BNNS Encapsulated TiO2 Nanofillers Endow Polypropylene Cable Insulation with Enhanced Dielectric Performance

In this work, nano-titanium oxide (TiO ₂ ) is encapsulated into boron nitride nanosheets (BNNS) by the calcination process to fabricate core-shell structured TiO ₂ @BNNS nanofillers. The effects of TiO ₂ @BNNS fillers on the DC conductivity, space charge and breakdown strength of polypropylene (PP) composites are investigated.

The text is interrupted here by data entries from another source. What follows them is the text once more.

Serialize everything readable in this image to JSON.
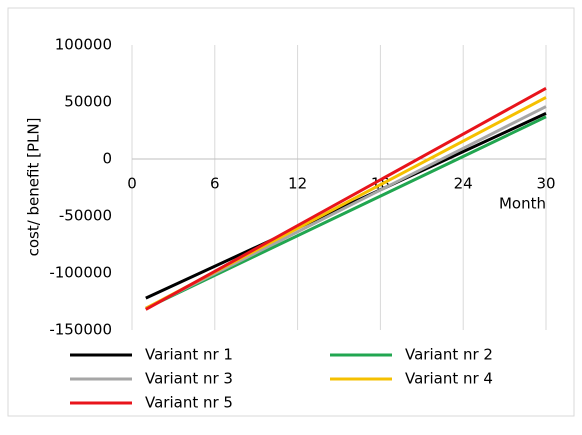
{
  "chart_data": {
    "type": "line",
    "x_label": "Month",
    "y_label": "cost/ benefit [PLN]",
    "x": [
      1,
      30
    ],
    "series": [
      {
        "name": "Variant nr 1",
        "color": "#000000",
        "values": [
          -122000,
          40000
        ]
      },
      {
        "name": "Variant nr 2",
        "color": "#21a650",
        "values": [
          -131000,
          37000
        ]
      },
      {
        "name": "Variant nr 3",
        "color": "#a6a6a6",
        "values": [
          -131000,
          46000
        ]
      },
      {
        "name": "Variant nr 4",
        "color": "#f5c000",
        "values": [
          -131000,
          54000
        ]
      },
      {
        "name": "Variant nr 5",
        "color": "#e8141b",
        "values": [
          -132000,
          62000
        ]
      }
    ],
    "xlim": [
      0,
      30
    ],
    "xticks": [
      0,
      6,
      12,
      18,
      24,
      30
    ],
    "ylim": [
      -150000,
      100000
    ],
    "yticks": [
      -150000,
      -100000,
      -50000,
      0,
      50000,
      100000
    ],
    "grid": true,
    "legend": "bottom"
  }
}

Experimental results show that PP/TiO2@BNNS composites have a lower temperature-dependent conductivity with an activation energy of 0.64 eV, which is much lower than that of PP, 0.95 eV. The DC breakdown strength of PP/TiO ₂ @BNNS samples is 22.2% higher than that of PP at 90 °C. The average space charge density and electric field distortion rate of PP/TiO ₂ @BNNS are reduced by 6.6 C/m ³ and 23.3%, respectively, compared with PP, under a polarization electric field of 40 kV/mm at 90 °C. It is proven that TiO ₂ @BNNS nanofillers form numbers of electrical potential wells for charge carriers, thereby, inhibiting the hot electron transport and their damage to polymer molecules. This work provides an effective method to improve the dielectric performance of PP cable insulation.